Dollars and Jens
Tuesday, June 19, 2012
 
nominal GDP level targeting
There's a been a lot of talk in the blogosphere over the last few years about targeting GDP levels.  The naive thing to do might be to target the growth rate, but this leads to instabilities; both for reasons of stability and credibility, it's important to at least partly correct for past mistakes, so that a period of excess growth is followed by a reduction in target levels.

On some level, though, only partially adjusting is likely to be more credible than a full rigid level targeting regime.  For one thing, if we set the level optimally now (at the beginning of the regime), there may be more reason to believe that we would be tempted to "start over" in the future, resetting the target to a new path.  For another, if there is a large shock to the economy (in either direction), the temptation to reset the target will obviously be much stronger if it's rigid than if the regime itself dictates a partial adjustment.  Accordingly, it makes sense to me to set the initial target path in part on the basis of past changes in GNP; in a simplistic setting these would be regarded as "sunk", but my contention is that they interact with policy going forward to affect expectations, and therefore should factor into policy decision-making.

One particularly cute way of achieving this is to set the nominal GDP target level, two years ahead, at some multiple of the total GDP since the beginning of the republic.  If the growth rate is e.g. 5%, this would mean that shocks are accommodated, instead of resisted, after about two decades; it seems likely to me that we would want a shorter accommodation period, in which case the target level should be a discounted sum, but the charts I've produced here are based on the naive sum.


The data from FRED go back to 1947.  Making very conservative assumptions about what happened before then, we can pin down the ratio of current GDP to total accumulated GDP to between the lines.  As inflation has come down, the ratio has gradually come down over the past couple decades; it has been helped down more recently by a large recession (which you may have heard about).

In all the plots, the natural units of the vertical axis are 1/year, i.e.
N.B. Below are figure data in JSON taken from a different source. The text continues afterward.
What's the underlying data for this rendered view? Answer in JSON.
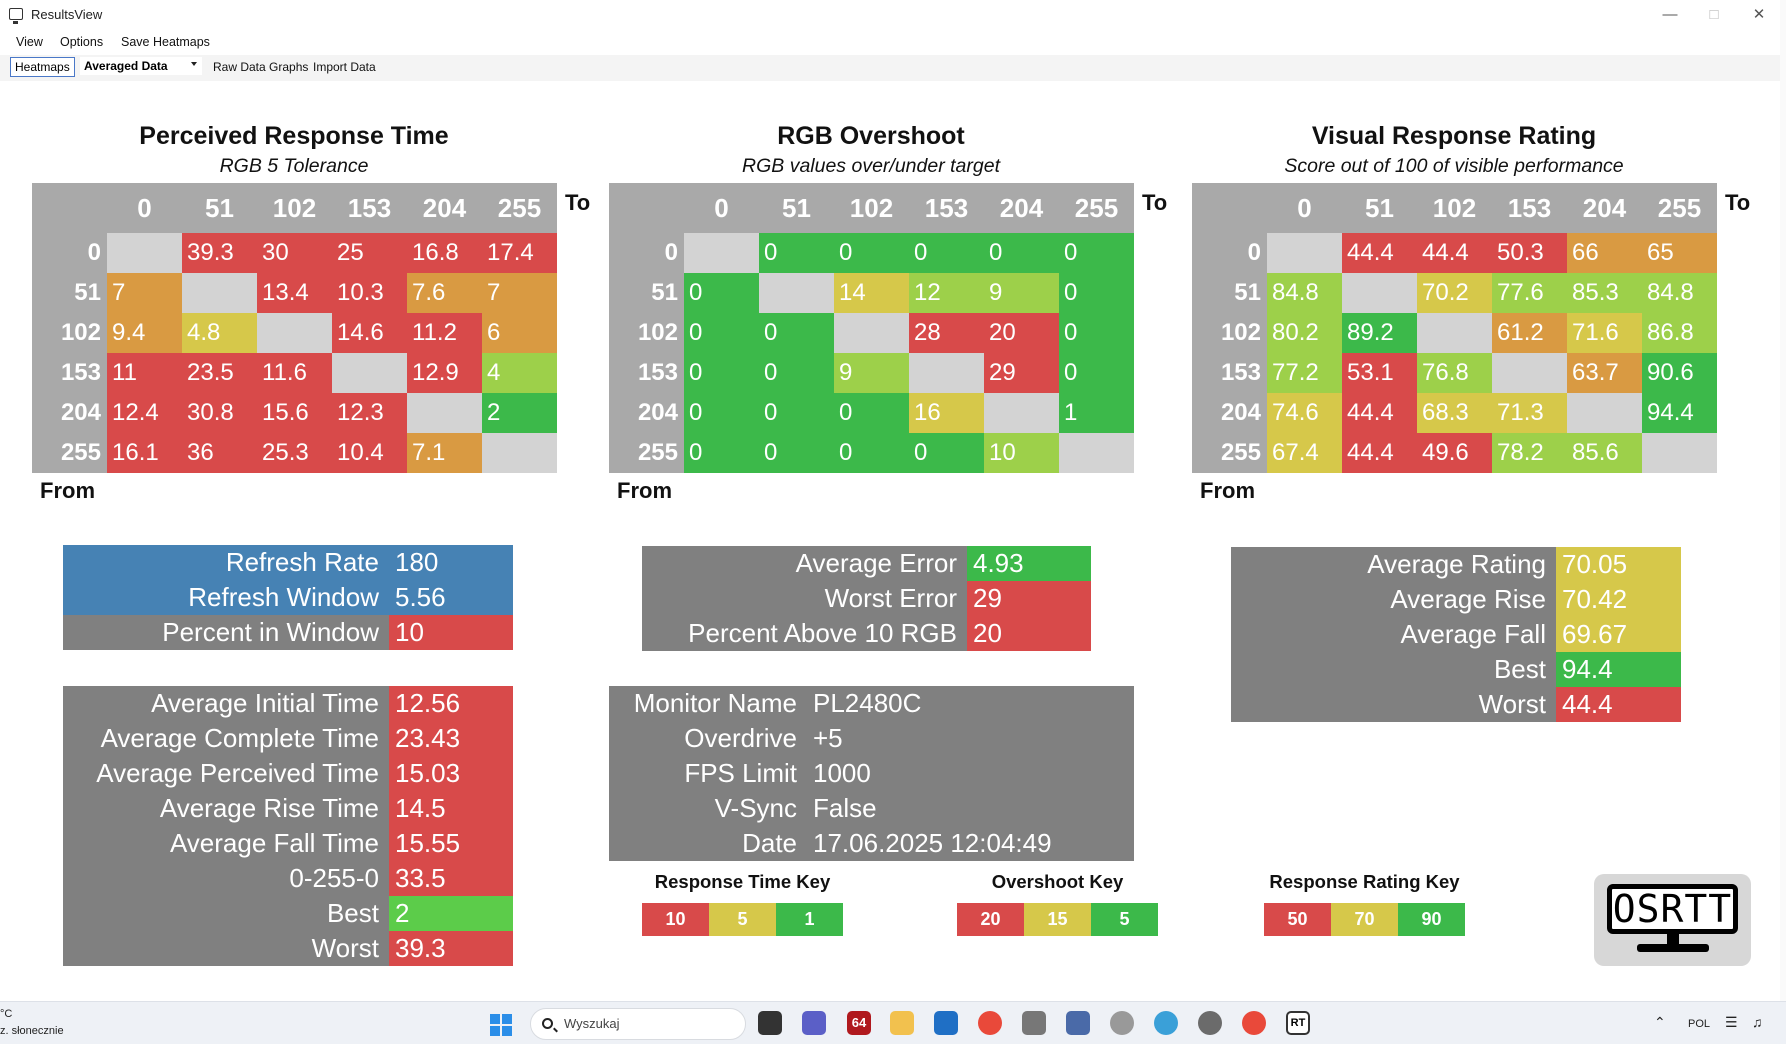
{
  "window": {
    "title": "ResultsView"
  },
  "menu": [
    "View",
    "Options",
    "Save Heatmaps"
  ],
  "toolbar": {
    "heatmaps": "Heatmaps",
    "dropdown": "Averaged Data",
    "raw": "Raw Data Graphs",
    "import": "Import Data"
  },
  "colors": {
    "red": "#d84a4a",
    "orange": "#d99a42",
    "yellow": "#d6c84a",
    "lightgreen": "#9dd04a",
    "green": "#3cb94a",
    "gray": "#808080",
    "blue": "#4682b4",
    "grid": "#a9a9a9",
    "empty": "#d3d3d3"
  },
  "labels": {
    "to": "To",
    "from": "From"
  },
  "heatmaps": [
    {
      "title": "Perceived Response Time",
      "subtitle": "RGB 5 Tolerance",
      "cols": [
        "0",
        "51",
        "102",
        "153",
        "204",
        "255"
      ],
      "rows": [
        {
          "from": "0",
          "cells": [
            {
              "v": "",
              "c": "empty"
            },
            {
              "v": "39.3",
              "c": "red"
            },
            {
              "v": "30",
              "c": "red"
            },
            {
              "v": "25",
              "c": "red"
            },
            {
              "v": "16.8",
              "c": "red"
            },
            {
              "v": "17.4",
              "c": "red"
            }
          ]
        },
        {
          "from": "51",
          "cells": [
            {
              "v": "7",
              "c": "orange"
            },
            {
              "v": "",
              "c": "empty"
            },
            {
              "v": "13.4",
              "c": "red"
            },
            {
              "v": "10.3",
              "c": "red"
            },
            {
              "v": "7.6",
              "c": "orange"
            },
            {
              "v": "7",
              "c": "orange"
            }
          ]
        },
        {
          "from": "102",
          "cells": [
            {
              "v": "9.4",
              "c": "orange"
            },
            {
              "v": "4.8",
              "c": "yellow"
            },
            {
              "v": "",
              "c": "empty"
            },
            {
              "v": "14.6",
              "c": "red"
            },
            {
              "v": "11.2",
              "c": "red"
            },
            {
              "v": "6",
              "c": "orange"
            }
          ]
        },
        {
          "from": "153",
          "cells": [
            {
              "v": "11",
              "c": "red"
            },
            {
              "v": "23.5",
              "c": "red"
            },
            {
              "v": "11.6",
              "c": "red"
            },
            {
              "v": "",
              "c": "empty"
            },
            {
              "v": "12.9",
              "c": "red"
            },
            {
              "v": "4",
              "c": "lightgreen"
            }
          ]
        },
        {
          "from": "204",
          "cells": [
            {
              "v": "12.4",
              "c": "red"
            },
            {
              "v": "30.8",
              "c": "red"
            },
            {
              "v": "15.6",
              "c": "red"
            },
            {
              "v": "12.3",
              "c": "red"
            },
            {
              "v": "",
              "c": "empty"
            },
            {
              "v": "2",
              "c": "green"
            }
          ]
        },
        {
          "from": "255",
          "cells": [
            {
              "v": "16.1",
              "c": "red"
            },
            {
              "v": "36",
              "c": "red"
            },
            {
              "v": "25.3",
              "c": "red"
            },
            {
              "v": "10.4",
              "c": "red"
            },
            {
              "v": "7.1",
              "c": "orange"
            },
            {
              "v": "",
              "c": "empty"
            }
          ]
        }
      ]
    },
    {
      "title": "RGB Overshoot",
      "subtitle": "RGB values over/under target",
      "cols": [
        "0",
        "51",
        "102",
        "153",
        "204",
        "255"
      ],
      "rows": [
        {
          "from": "0",
          "cells": [
            {
              "v": "",
              "c": "empty"
            },
            {
              "v": "0",
              "c": "green"
            },
            {
              "v": "0",
              "c": "green"
            },
            {
              "v": "0",
              "c": "green"
            },
            {
              "v": "0",
              "c": "green"
            },
            {
              "v": "0",
              "c": "green"
            }
          ]
        },
        {
          "from": "51",
          "cells": [
            {
              "v": "0",
              "c": "green"
            },
            {
              "v": "",
              "c": "empty"
            },
            {
              "v": "14",
              "c": "yellow"
            },
            {
              "v": "12",
              "c": "lightgreen"
            },
            {
              "v": "9",
              "c": "lightgreen"
            },
            {
              "v": "0",
              "c": "green"
            }
          ]
        },
        {
          "from": "102",
          "cells": [
            {
              "v": "0",
              "c": "green"
            },
            {
              "v": "0",
              "c": "green"
            },
            {
              "v": "",
              "c": "empty"
            },
            {
              "v": "28",
              "c": "red"
            },
            {
              "v": "20",
              "c": "red"
            },
            {
              "v": "0",
              "c": "green"
            }
          ]
        },
        {
          "from": "153",
          "cells": [
            {
              "v": "0",
              "c": "green"
            },
            {
              "v": "0",
              "c": "green"
            },
            {
              "v": "9",
              "c": "lightgreen"
            },
            {
              "v": "",
              "c": "empty"
            },
            {
              "v": "29",
              "c": "red"
            },
            {
              "v": "0",
              "c": "green"
            }
          ]
        },
        {
          "from": "204",
          "cells": [
            {
              "v": "0",
              "c": "green"
            },
            {
              "v": "0",
              "c": "green"
            },
            {
              "v": "0",
              "c": "green"
            },
            {
              "v": "16",
              "c": "yellow"
            },
            {
              "v": "",
              "c": "empty"
            },
            {
              "v": "1",
              "c": "green"
            }
          ]
        },
        {
          "from": "255",
          "cells": [
            {
              "v": "0",
              "c": "green"
            },
            {
              "v": "0",
              "c": "green"
            },
            {
              "v": "0",
              "c": "green"
            },
            {
              "v": "0",
              "c": "green"
            },
            {
              "v": "10",
              "c": "lightgreen"
            },
            {
              "v": "",
              "c": "empty"
            }
          ]
        }
      ]
    },
    {
      "title": "Visual Response Rating",
      "subtitle": "Score out of 100 of visible performance",
      "cols": [
        "0",
        "51",
        "102",
        "153",
        "204",
        "255"
      ],
      "rows": [
        {
          "from": "0",
          "cells": [
            {
              "v": "",
              "c": "empty"
            },
            {
              "v": "44.4",
              "c": "red"
            },
            {
              "v": "44.4",
              "c": "red"
            },
            {
              "v": "50.3",
              "c": "red"
            },
            {
              "v": "66",
              "c": "orange"
            },
            {
              "v": "65",
              "c": "orange"
            }
          ]
        },
        {
          "from": "51",
          "cells": [
            {
              "v": "84.8",
              "c": "lightgreen"
            },
            {
              "v": "",
              "c": "empty"
            },
            {
              "v": "70.2",
              "c": "yellow"
            },
            {
              "v": "77.6",
              "c": "lightgreen"
            },
            {
              "v": "85.3",
              "c": "lightgreen"
            },
            {
              "v": "84.8",
              "c": "lightgreen"
            }
          ]
        },
        {
          "from": "102",
          "cells": [
            {
              "v": "80.2",
              "c": "lightgreen"
            },
            {
              "v": "89.2",
              "c": "green"
            },
            {
              "v": "",
              "c": "empty"
            },
            {
              "v": "61.2",
              "c": "orange"
            },
            {
              "v": "71.6",
              "c": "yellow"
            },
            {
              "v": "86.8",
              "c": "lightgreen"
            }
          ]
        },
        {
          "from": "153",
          "cells": [
            {
              "v": "77.2",
              "c": "lightgreen"
            },
            {
              "v": "53.1",
              "c": "red"
            },
            {
              "v": "76.8",
              "c": "lightgreen"
            },
            {
              "v": "",
              "c": "empty"
            },
            {
              "v": "63.7",
              "c": "orange"
            },
            {
              "v": "90.6",
              "c": "green"
            }
          ]
        },
        {
          "from": "204",
          "cells": [
            {
              "v": "74.6",
              "c": "yellow"
            },
            {
              "v": "44.4",
              "c": "red"
            },
            {
              "v": "68.3",
              "c": "yellow"
            },
            {
              "v": "71.3",
              "c": "yellow"
            },
            {
              "v": "",
              "c": "empty"
            },
            {
              "v": "94.4",
              "c": "green"
            }
          ]
        },
        {
          "from": "255",
          "cells": [
            {
              "v": "67.4",
              "c": "yellow"
            },
            {
              "v": "44.4",
              "c": "red"
            },
            {
              "v": "49.6",
              "c": "red"
            },
            {
              "v": "78.2",
              "c": "lightgreen"
            },
            {
              "v": "85.6",
              "c": "lightgreen"
            },
            {
              "v": "",
              "c": "empty"
            }
          ]
        }
      ]
    }
  ],
  "stats": {
    "refresh": [
      {
        "label": "Refresh Rate",
        "value": "180",
        "lc": "blue",
        "vc": "blue"
      },
      {
        "label": "Refresh Window",
        "value": "5.56",
        "lc": "blue",
        "vc": "blue"
      },
      {
        "label": "Percent in Window",
        "value": "10",
        "lc": "gray",
        "vc": "red"
      }
    ],
    "times": [
      {
        "label": "Average Initial Time",
        "value": "12.56",
        "vc": "red"
      },
      {
        "label": "Average Complete Time",
        "value": "23.43",
        "vc": "red"
      },
      {
        "label": "Average Perceived Time",
        "value": "15.03",
        "vc": "red"
      },
      {
        "label": "Average Rise Time",
        "value": "14.5",
        "vc": "red"
      },
      {
        "label": "Average Fall Time",
        "value": "15.55",
        "vc": "red"
      },
      {
        "label": "0-255-0",
        "value": "33.5",
        "vc": "red"
      },
      {
        "label": "Best",
        "value": "2",
        "vc": "brightgreen"
      },
      {
        "label": "Worst",
        "value": "39.3",
        "vc": "red"
      }
    ],
    "overshoot": [
      {
        "label": "Average Error",
        "value": "4.93",
        "vc": "green"
      },
      {
        "label": "Worst Error",
        "value": "29",
        "vc": "red"
      },
      {
        "label": "Percent Above 10 RGB",
        "value": "20",
        "vc": "red"
      }
    ],
    "monitor": [
      {
        "label": "Monitor Name",
        "value": "PL2480C"
      },
      {
        "label": "Overdrive",
        "value": "+5"
      },
      {
        "label": "FPS Limit",
        "value": "1000"
      },
      {
        "label": "V-Sync",
        "value": "False"
      },
      {
        "label": "Date",
        "value": "17.06.2025 12:04:49"
      }
    ],
    "rating": [
      {
        "label": "Average Rating",
        "value": "70.05",
        "vc": "yellow"
      },
      {
        "label": "Average Rise",
        "value": "70.42",
        "vc": "yellow"
      },
      {
        "label": "Average Fall",
        "value": "69.67",
        "vc": "yellow"
      },
      {
        "label": "Best",
        "value": "94.4",
        "vc": "green"
      },
      {
        "label": "Worst",
        "value": "44.4",
        "vc": "red"
      }
    ]
  },
  "keys": [
    {
      "title": "Response Time Key",
      "values": [
        {
          "v": "10",
          "c": "red"
        },
        {
          "v": "5",
          "c": "yellow"
        },
        {
          "v": "1",
          "c": "green"
        }
      ]
    },
    {
      "title": "Overshoot Key",
      "values": [
        {
          "v": "20",
          "c": "red"
        },
        {
          "v": "15",
          "c": "yellow"
        },
        {
          "v": "5",
          "c": "green"
        }
      ]
    },
    {
      "title": "Response Rating Key",
      "values": [
        {
          "v": "50",
          "c": "red"
        },
        {
          "v": "70",
          "c": "yellow"
        },
        {
          "v": "90",
          "c": "green"
        }
      ]
    }
  ],
  "logo": "OSRTT",
  "taskbar": {
    "weather_temp": "°C",
    "weather_desc": "z. słonecznie",
    "search_placeholder": "Wyszukaj",
    "lang": "POL"
  }
}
I'm dividing an annualized GDP by a sum.

Insofar as I've proposed a two-year ahead level target, this is probably the plot to look at.  A 5% annual increase would suggest a multiple of 0.055 or so, in which case the Fed would be encouraged to adopt a contractionary stance from current levels; in essence, it would still be fighting back at inflation from the nineties, and even to some extent the Carter years (which still get 1/8 as much weight as the most recent quarter does; all four Carter years count the same as the last 6 months).  Most likely a shorter backward-looking window would be desired.

Update: At the risk of belaboring the obvious, the Fed could adopt this long-window backward-looking plan with a ratio of 0.06 or even (on the basis of the middle of the last decade) 0.068 or something; I'm imagining the Fed wouldn't want to lock itself into that high a presumed rate of inflation.